# 30. Substring with Concatenation of All Words

## Topic Alignment
- **Role Relevance**: Mirrors validating that a window contains all tokens from a feature bundle.
- **Scenario**: Useful for log scanning where every required keyword must appear exactly once in arbitrary order.

## Metadata Summary
- Source: [LeetCode - Substring with Concatenation of All Words](https://leetcode.com/problems/substring-with-concatenation-of-all-words/)
- Tags: `String`, `Sliding Window`, `Hash Table`
- Difficulty: Hard
- Recommended Priority: High

## Problem Statement
You are given a string `s` and an array of strings `words`. All the strings in `words` are of the same length. Return all starting indices of substrings in `s` that are a concatenation of each word in `words` exactly once in any order, without any intervening characters.

## Constraints
- `1 <= s.length <= 10^4`
- `1 <= words.length <= 5000`
- `1 <= words[i].length <= 30`
- `s` and `words[i]` consist of lowercase English letters

## Progressive Hints
- Hint 1: Each valid window has total length `len(words) * word_len`.
- Hint 2: Use a frequency map for `words` and scan `s` with multiple offsets modulo `word_len`.
- Hint 3: Maintain counts of words in the current window and shrink when any word appears too many times.

## Solution Overview
Slide a window in increments of `word_len` for each possible starting offset. Use a hash map to count how many instances of each word appear in the window and adjust the window boundaries to maintain valid counts.

## Detailed Explanation
1. Build `required` as a frequency map of `words`. Let `word_len` be the length of each word and `window_len = word_len * len(words)`.
2. For each offset in `[0, word_len)`, use two pointers `left` and `right` that move in steps of `word_len`.
3. Extract the word at `right`, update its count in `seen`, and increment a `matched` counter when the word count matches the requirement.
4. While any word exceeds its required count, move `left` forward by `word_len`, decrementing counts and adjusting `matched`.
5. When `matched` equals the number of distinct words and the window size equals `window_len`, record `left` as a valid start.
6. Continue scanning all offsets.

## Complexity Trade-off Table
| Approach | Time Complexity | Space Complexity | Notes |
| --- | --- | --- | --- |
| Check every substring naively | O(n * words_len) | O(words_len) | Excessive repetition of work. |
| Sliding window by word length | O(n) | O(words_len) | Efficient; leverages hash maps for word counts. |

In [None]:
from collections import Counter
from typing import List


def findSubstring(s: str, words: List[str]) -> List[int]:
    """Return starting indices where words concatenate exactly once each."""
    if not s or not words:
        return []

    word_len = len(words[0])
    total_words = len(words)
    window_len = word_len * total_words
    required = Counter(words)
    result: List[int] = []

    for offset in range(word_len):
        left = offset
        seen = Counter()
        matched = 0  # Number of words matching required frequency.

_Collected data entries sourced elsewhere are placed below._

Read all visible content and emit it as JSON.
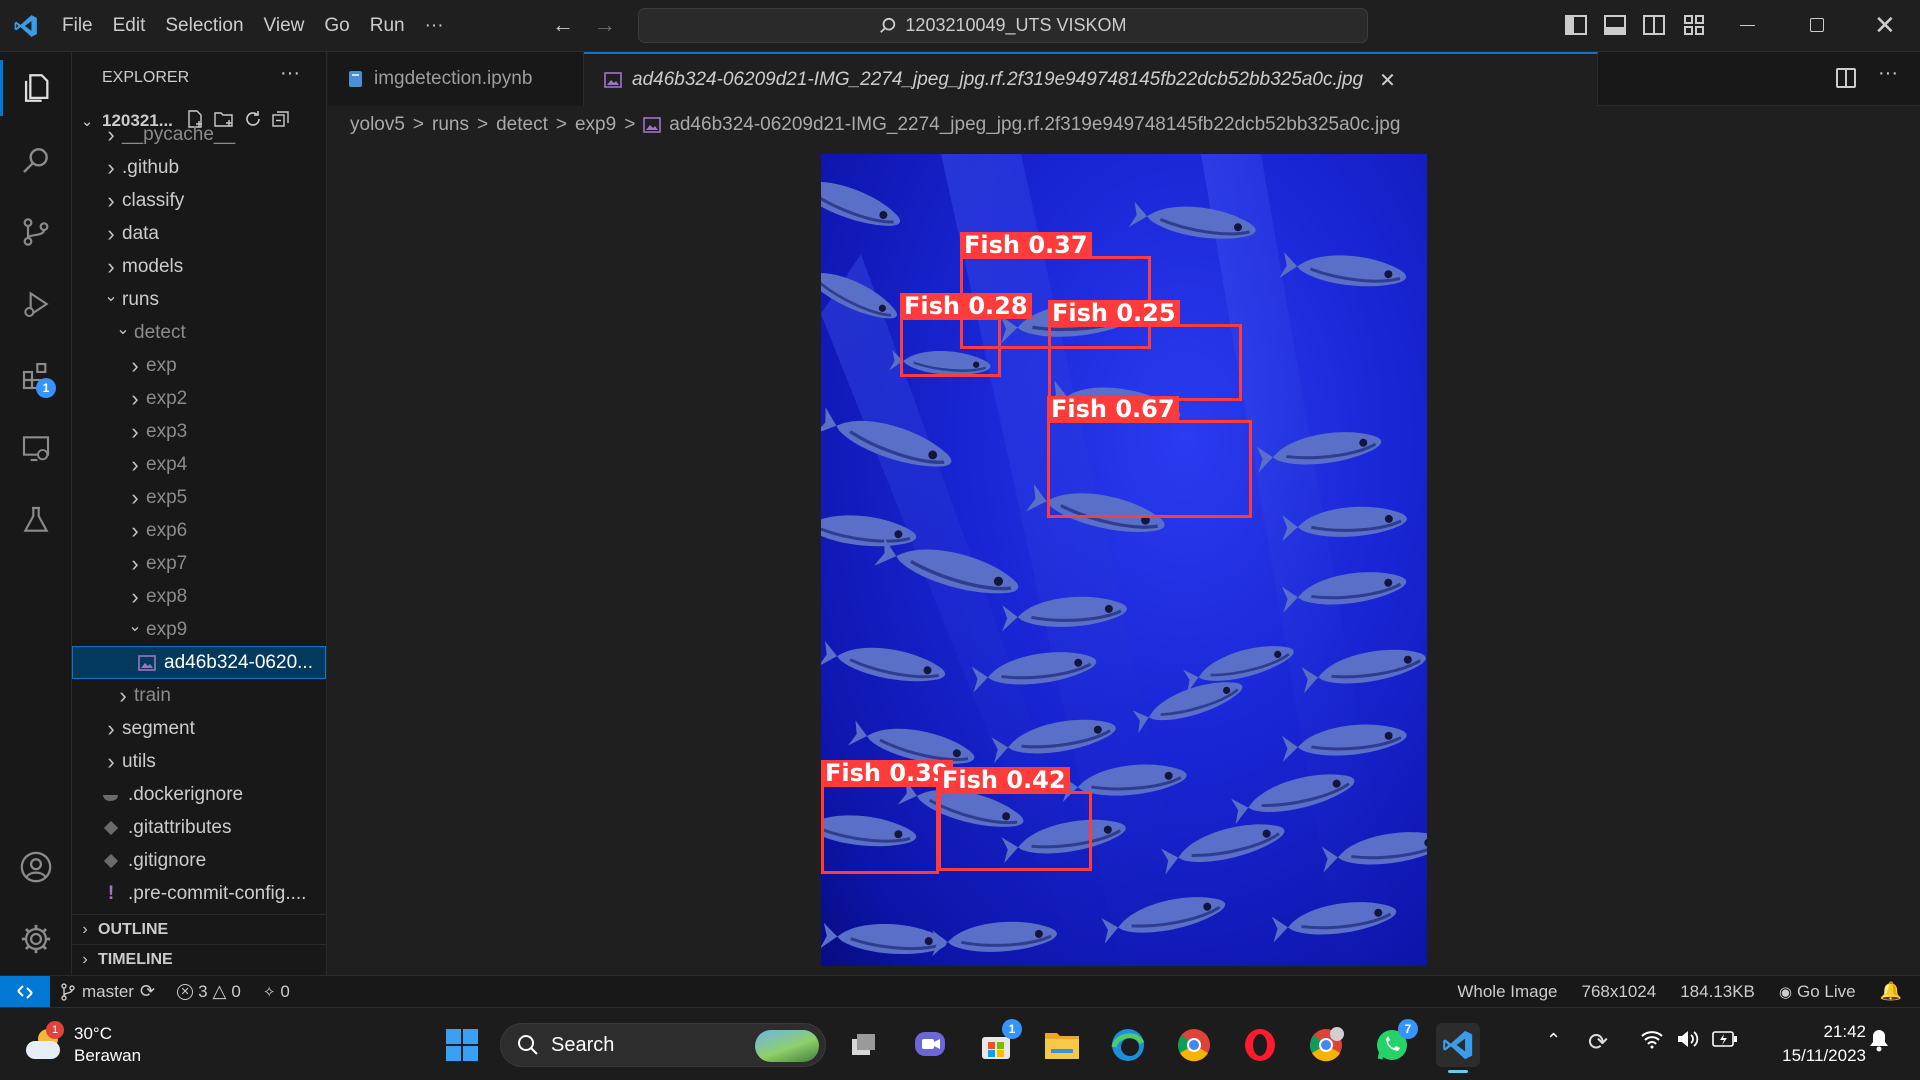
{
  "titlebar": {
    "menu": [
      "File",
      "Edit",
      "Selection",
      "View",
      "Go",
      "Run",
      "···"
    ],
    "search_text": "1203210049_UTS VISKOM"
  },
  "sidebar": {
    "header": "EXPLORER",
    "root": "120321...",
    "items": [
      {
        "label": "__pycache__",
        "indent": 0,
        "chevron": ">",
        "type": "folder",
        "dim": true
      },
      {
        "label": ".github",
        "indent": 0,
        "chevron": ">",
        "type": "folder"
      },
      {
        "label": "classify",
        "indent": 0,
        "chevron": ">",
        "type": "folder"
      },
      {
        "label": "data",
        "indent": 0,
        "chevron": ">",
        "type": "folder"
      },
      {
        "label": "models",
        "indent": 0,
        "chevron": ">",
        "type": "folder"
      },
      {
        "label": "runs",
        "indent": 0,
        "chevron": "v",
        "type": "folder"
      },
      {
        "label": "detect",
        "indent": 1,
        "chevron": "v",
        "type": "folder",
        "dim": true
      },
      {
        "label": "exp",
        "indent": 2,
        "chevron": ">",
        "type": "folder",
        "dim": true
      },
      {
        "label": "exp2",
        "indent": 2,
        "chevron": ">",
        "type": "folder",
        "dim": true
      },
      {
        "label": "exp3",
        "indent": 2,
        "chevron": ">",
        "type": "folder",
        "dim": true
      },
      {
        "label": "exp4",
        "indent": 2,
        "chevron": ">",
        "type": "folder",
        "dim": true
      },
      {
        "label": "exp5",
        "indent": 2,
        "chevron": ">",
        "type": "folder",
        "dim": true
      },
      {
        "label": "exp6",
        "indent": 2,
        "chevron": ">",
        "type": "folder",
        "dim": true
      },
      {
        "label": "exp7",
        "indent": 2,
        "chevron": ">",
        "type": "folder",
        "dim": true
      },
      {
        "label": "exp8",
        "indent": 2,
        "chevron": ">",
        "type": "folder",
        "dim": true
      },
      {
        "label": "exp9",
        "indent": 2,
        "chevron": "v",
        "type": "folder",
        "dim": true
      },
      {
        "label": "ad46b324-0620...",
        "indent": 3,
        "chevron": "",
        "type": "image",
        "selected": true
      },
      {
        "label": "train",
        "indent": 1,
        "chevron": ">",
        "type": "folder",
        "dim": true
      },
      {
        "label": "segment",
        "indent": 0,
        "chevron": ">",
        "type": "folder"
      },
      {
        "label": "utils",
        "indent": 0,
        "chevron": ">",
        "type": "folder"
      },
      {
        "label": ".dockerignore",
        "indent": 0,
        "chevron": "",
        "type": "docker"
      },
      {
        "label": ".gitattributes",
        "indent": 0,
        "chevron": "",
        "type": "git"
      },
      {
        "label": ".gitignore",
        "indent": 0,
        "chevron": "",
        "type": "git"
      },
      {
        "label": ".pre-commit-config....",
        "indent": 0,
        "chevron": "",
        "type": "yaml"
      }
    ],
    "outline": "OUTLINE",
    "timeline": "TIMELINE"
  },
  "tabs": [
    {
      "label": "imgdetection.ipynb",
      "active": false
    },
    {
      "label": "ad46b324-06209d21-IMG_2274_jpeg_jpg.rf.2f319e949748145fb22dcb52bb325a0c.jpg",
      "active": true
    }
  ],
  "breadcrumb": [
    "yolov5",
    "runs",
    "detect",
    "exp9",
    "ad46b324-06209d21-IMG_2274_jpeg_jpg.rf.2f319e949748145fb22dcb52bb325a0c.jpg"
  ],
  "detections": [
    {
      "label": "Fish 0.37"
    },
    {
      "label": "Fish 0.28"
    },
    {
      "label": "Fish 0.25"
    },
    {
      "label": "Fish 0.67"
    },
    {
      "label": "Fish 0.39"
    },
    {
      "label": "Fish 0.42"
    }
  ],
  "statusbar": {
    "branch": "master",
    "errors": "3",
    "warnings": "0",
    "ports": "0",
    "zoom_mode": "Whole Image",
    "dimensions": "768x1024",
    "file_size": "184.13KB",
    "go_live": "Go Live"
  },
  "activity_badge": "1",
  "taskbar": {
    "weather_temp": "30°C",
    "weather_desc": "Berawan",
    "weather_badge": "1",
    "search": "Search",
    "time": "21:42",
    "date": "15/11/2023",
    "store_badge": "1",
    "whatsapp_badge": "7"
  },
  "colors": {
    "accent": "#0078d4",
    "detection": "#ff3b3b",
    "selection_bg": "#04395e"
  }
}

        for right in range(offset, len(s) - word_len + 1, word_len):
            word = s[right:right + word_len]
            if word in required:
                seen[word] += 1
                if seen[word] == required[word]:
                    matched += 1
                while seen[word] > required[word]:
                    left_word = s[left:left + word_len]
                    if seen[left_word] == required[left_word]:
                        matched -= 1
                    seen[left_word] -= 1
                    left += word_len
                if matched == len(required) and right - left + word_len == window_len:
                    result.append(left)
            else:
                seen.clear()
                matched = 0
                left = right + word_len
    return result


## Complexity Analysis
- Time Complexity: `O(n)` where `n` is the length of `s`, since each word-sized chunk is visited a constant number of times.
- Space Complexity: `O(m)` where `m` is the number of distinct words.
- Bottleneck: Counter updates for each word chunk; manageable due to fixed word length.

## Edge Cases & Pitfalls
- If `s` is shorter than the concatenation length, return an empty list.
- Words may repeat in `words`; ensure counts are respected.
- Resets are required whenever a non-matching word appears.

## Follow-up Variants
- Allow wildcards within words by normalizing tokens before counting.
- Return the substrings themselves for debugging pipelines.
- Handle variable word lengths by tokenizing `s` first (increases complexity).

## Takeaways
- Sliding windows with step sizes aligned to token boundaries avoid redundant work.
- Hash maps balance inclusions and excess counts succinctly.
- The technique reflects log parsing tasks where orderless token bundles must be detected.

## Similar Problems
| Problem ID | Problem Title | Technique |
| --- | --- | --- |
| 438 | Find All Anagrams in a String | Fixed-size window counts |
| 567 | Permutation in String | Sliding window permutation detection |
| 76 | Minimum Window Substring | Variable window covering |